« J’étais plus bas que terre »

Rencontre avec l’ex-gardien des Diables pour une interview fleuve où il est question de mafieux tchétchène, de famille, d’argent, de Ford Genk, de mauvaise réputation, et de rumeurs les plus folles…

Louvain et Logan Bailly, c’est un peu l’association de l’eau et du feu. D’un côté, un club sans problème qui poursuit intelligemment sa progression parmi l’élite, au calme, loin de l’effervescence des grosses écuries. De l’autre, un gardien réputé pour ses réflexes détonants, ses sorties kamikazes, sa sérieuse dose de folie, ses coiffures déroutantes, des sapes clinquantes ou ses multiples bolides. Rencontré au terrain d’entraînement de l’OHL, à Oud-Heverlee, en plein bois, Bailly garde le look qui contraste avec un décor très discret. Si beaucoup se sont souvent arrêtés sur son apparence jugée superficielle, on préférera tendre l’oreille et écouter le discours d’un gardien passé du statut d’international, de future star de la Bundesliga, à l’anonymat suisse de Neuchâtel Xamax et les délires d’un président sulfureux. Pour S/F Mag, Bailly se raconte, longuement. Même les appels téléphoniques incessants de son grand pote, Olivier Renard, n’y changeront rien. Entretien avec un revanchard.

Comment te sens-tu aujourd’hui ?

De mieux en mieux. J’accumule les matches et je sens que je monte en puissance. Aujourd’hui, je suis bien dans ma peau et je crois que ça se voit sur le terrain.

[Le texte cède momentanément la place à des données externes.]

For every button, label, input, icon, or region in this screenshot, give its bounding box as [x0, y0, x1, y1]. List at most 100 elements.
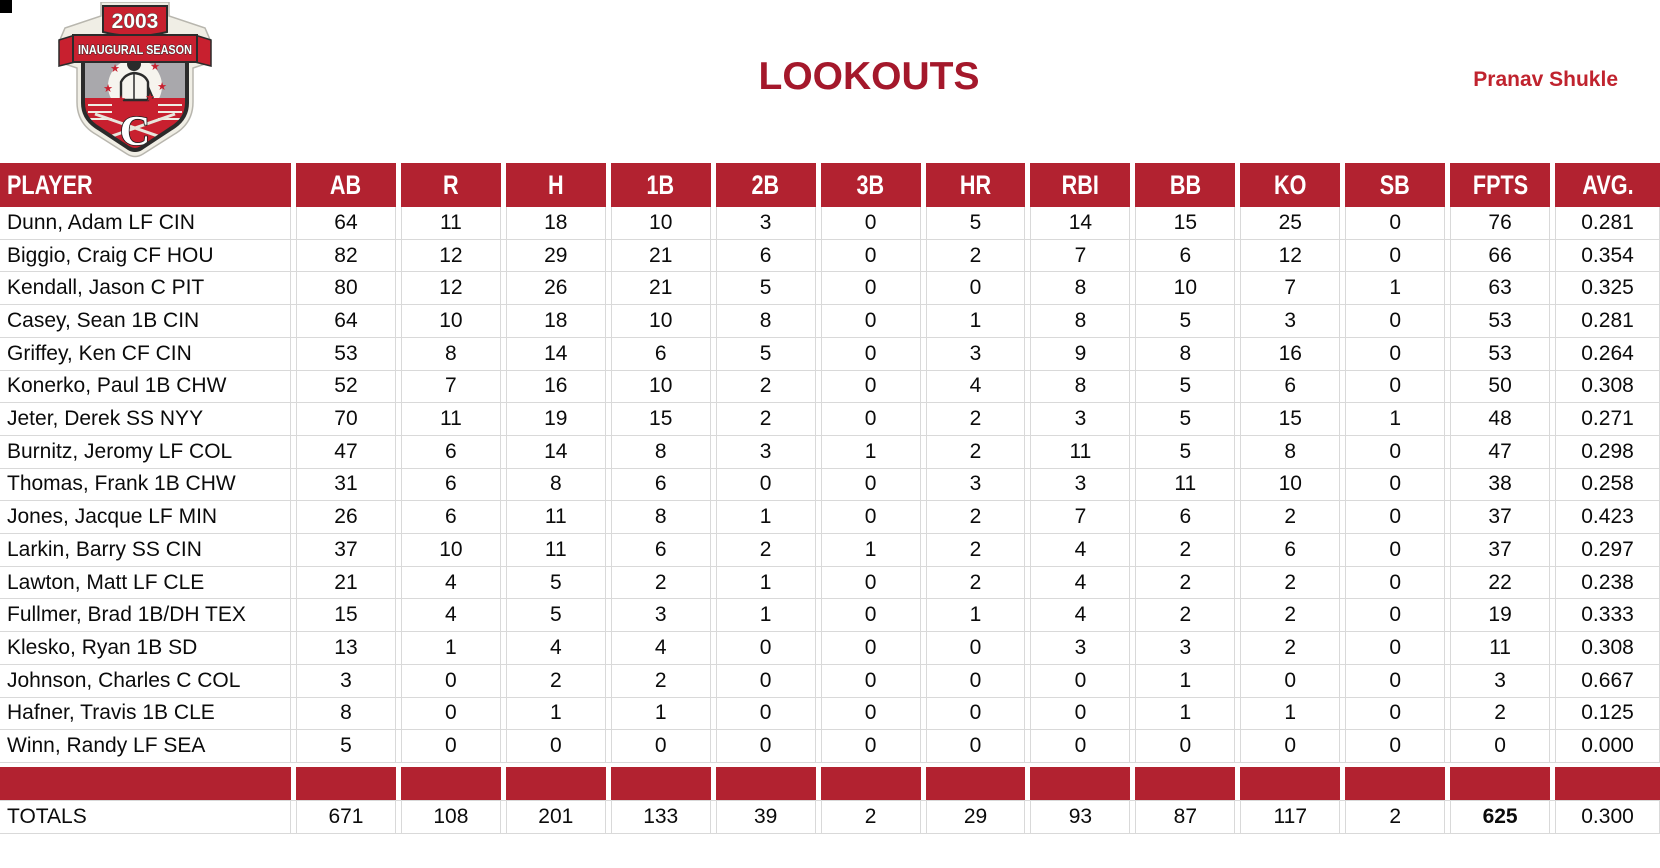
- stat-cell: 11: [1450, 632, 1555, 664]
- separator-cell: [1030, 766, 1136, 800]
- stat-cell: 0: [821, 272, 926, 304]
- stat-cell: 0: [1345, 567, 1450, 599]
- stat-cell: 80: [296, 272, 401, 304]
- stat-cell: 6: [1135, 240, 1240, 272]
- stat-cell: 6: [611, 338, 716, 370]
- stat-cell: 2: [716, 371, 821, 403]
- column-header-label: FPTS: [1472, 169, 1528, 200]
- stat-cell: 10: [1135, 272, 1240, 304]
- stat-cell: 9: [1030, 338, 1135, 370]
- stat-cell: 2: [1240, 501, 1345, 533]
- column-header-3b: 3B: [820, 163, 926, 207]
- separator-cell: [1555, 766, 1660, 800]
- team-logo-2003-inaugural-season: C ★ ★ ★ ★ ★ ★ INAUGURAL SEASON 2003: [58, 2, 212, 158]
- player-cell: Jeter, Derek SS NYY: [0, 403, 296, 435]
- stat-cell: 1: [1135, 698, 1240, 730]
- stat-cell: 82: [296, 240, 401, 272]
- stat-cell: 10: [401, 305, 506, 337]
- svg-text:★: ★: [145, 92, 155, 104]
- stat-cell: 47: [296, 436, 401, 468]
- stat-cell: 0: [926, 632, 1031, 664]
- total-cell: 93: [1030, 801, 1135, 833]
- stat-cell: 2: [1450, 698, 1555, 730]
- player-cell: Burnitz, Jeromy LF COL: [0, 436, 296, 468]
- separator-cell: [820, 766, 926, 800]
- separator-cell: [715, 766, 821, 800]
- stat-cell: 3: [1450, 665, 1555, 697]
- player-cell: Thomas, Frank 1B CHW: [0, 469, 296, 501]
- stat-cell: 2: [1240, 567, 1345, 599]
- total-cell: 201: [506, 801, 611, 833]
- stat-cell: 3: [716, 207, 821, 239]
- stat-cell: 21: [611, 240, 716, 272]
- stat-cell: 1: [401, 632, 506, 664]
- total-cell: 625: [1450, 801, 1555, 833]
- separator-cell: [1240, 766, 1346, 800]
- stat-cell: 8: [1030, 305, 1135, 337]
- stat-cell: 29: [506, 240, 611, 272]
- column-header-ko: KO: [1240, 163, 1346, 207]
- stat-cell: 6: [716, 240, 821, 272]
- stat-cell: 52: [296, 371, 401, 403]
- stat-cell: 14: [506, 436, 611, 468]
- stat-cell: 1: [716, 599, 821, 631]
- column-header-avg: AVG.: [1555, 163, 1660, 207]
- column-header-label: 3B: [856, 169, 885, 200]
- table-row: Thomas, Frank 1B CHW 31 6 8 6 0 0 3 3 11 10 0 38 0.25…: [0, 469, 1660, 502]
- page-title: LOOKOUTS: [758, 55, 980, 98]
- stat-cell: 12: [1240, 240, 1345, 272]
- stat-cell: 0: [821, 338, 926, 370]
- stat-cell: 2: [1135, 567, 1240, 599]
- stat-cell: 11: [1135, 469, 1240, 501]
- stat-cell: 12: [401, 240, 506, 272]
- stat-cell: 0: [716, 665, 821, 697]
- player-cell: Larkin, Barry SS CIN: [0, 534, 296, 566]
- table-row: Konerko, Paul 1B CHW 52 7 16 10 2 0 4 8 5 6 0 50 0.30…: [0, 371, 1660, 404]
- stat-cell: 2: [926, 436, 1031, 468]
- stat-cell: 21: [296, 567, 401, 599]
- stat-cell: 0: [1345, 469, 1450, 501]
- stat-cell: 4: [1030, 599, 1135, 631]
- table-row: Johnson, Charles C COL 3 0 2 2 0 0 0 0 1 0 0 3 0.667: [0, 665, 1660, 698]
- stat-cell: 1: [506, 698, 611, 730]
- stat-cell: 2: [611, 665, 716, 697]
- table-body: Dunn, Adam LF CIN 64 11 18 10 3 0 5 14 15 25 0 76 0.2…: [0, 207, 1660, 763]
- stat-cell: 0: [1450, 730, 1555, 762]
- stat-cell: 6: [401, 469, 506, 501]
- player-cell: Johnson, Charles C COL: [0, 665, 296, 697]
- stat-cell: 0.308: [1555, 632, 1660, 664]
- stat-cell: 50: [1450, 371, 1555, 403]
- stat-cell: 5: [1135, 436, 1240, 468]
- stat-cell: 4: [1030, 534, 1135, 566]
- stat-cell: 3: [611, 599, 716, 631]
- player-cell: Dunn, Adam LF CIN: [0, 207, 296, 239]
- stat-cell: 0: [821, 599, 926, 631]
- stat-cell: 8: [611, 436, 716, 468]
- stat-cell: 31: [296, 469, 401, 501]
- svg-text:★: ★: [116, 94, 126, 106]
- stat-cell: 8: [1030, 272, 1135, 304]
- stat-cell: 0: [1345, 436, 1450, 468]
- stat-cell: 0: [1135, 730, 1240, 762]
- stat-cell: 0: [821, 501, 926, 533]
- stat-cell: 2: [716, 534, 821, 566]
- stat-cell: 64: [296, 305, 401, 337]
- stat-cell: 5: [506, 599, 611, 631]
- separator-cell: [296, 766, 401, 800]
- stat-cell: 0: [1345, 534, 1450, 566]
- corner-mark: [0, 0, 12, 13]
- column-header-label: SB: [1380, 169, 1411, 200]
- column-header-label: AB: [330, 169, 362, 200]
- stat-cell: 6: [1135, 501, 1240, 533]
- stat-cell: 5: [926, 207, 1031, 239]
- stat-cell: 37: [1450, 534, 1555, 566]
- svg-text:★: ★: [110, 63, 120, 75]
- stat-cell: 7: [1240, 272, 1345, 304]
- stat-cell: 38: [1450, 469, 1555, 501]
- stat-cell: 0.281: [1555, 305, 1660, 337]
- separator-cell: [925, 766, 1031, 800]
- stat-cell: 1: [716, 567, 821, 599]
- stat-cell: 66: [1450, 240, 1555, 272]
- stat-cell: 11: [506, 534, 611, 566]
- table-row: Biggio, Craig CF HOU 82 12 29 21 6 0 2 7 6 12 0 66 0.…: [0, 240, 1660, 273]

Quelle a été la meilleure période de ta carrière ?

Ma dernière saison avec Genk quand on a été vice-champion en 2007 et l’année qui a suivi avec mon arrivée en Allemagne. Je ne saurais pas vous dire combien de pour cent il me reste à combler pour atteindre à nouveau ce niveau mais je sais que je m’en approche petit à petit.

Que t’apporte ton coach, Ronny Van Geneugden ?

Beaucoup. Je l’apprécie autant comme personne que comme entraîneur. Je l’ai eu à Genk chez les jeunes et puis dans le staff chez les pros. C’est lui qui a fait pencher la balance dans ma venue à OHL.

Est-ce exact qu’il y a comme un pacte entre vous : tu dois amener Louvain le plus haut possible et lui doit te permettre de retrouver l’équipe nationale ?

C’est pas vraiment un pacte. On s’est simplement dit qu’on avait un but commun à atteindre. Et Ronny est la personne parfaite pour relancer un joueur. Il l’a prouvé avec Jordan Remacle notamment. Et il va le prouver avec moi.

Ton but, c’est donc de réintégrer les Diables ?

Revenir en équipe nationale, c’est une de mes ambitions, je ne vais pas le cacher. Je sais aussi qu’il y a trois très bons gardiens en poste actuellement. Et que la relève est aussi d’un très bon niveau avec par exemple Koen Casteels qui fait son trou en Allemagne. Mais mon premier véritable objectif est de retrouver mon niveau de jeu d’il y a quelques années. Car les qualités, on ne les perd pas…

Le problème chez toi était devenu mental ?

Oui. C’est pourquoi j’avais besoin de me retrouver dans un club sain, un club stable, un club où l’on me fait confiance. Et c’est le cas ici. C’est pourquoi je viens de prolonger mon contrat d’une saison (jusqu’en juin 2014).

Avais-tu besoin d’un petit club familial pour te relancer ?

Oui. C’est un club calme ou la pression est quasi inexistante. J’avais besoin de m’échapper du climat pesant des deux dernières années. J’avais besoin de me refaire une santé  » médiatique  » et sportive. J’ai préféré prendre des distances avec la presse pendant un moment car à une période, les médias ne m’ont pas loupé. J’étais évidemment aussi en partie responsable de cette mauvaise presse. Comme on dit, il n’y a pas de fumée sans feu….

La Suisse et la mafia

Ton retour à Genk en janvier dernier, le vis-tu comme une déception ?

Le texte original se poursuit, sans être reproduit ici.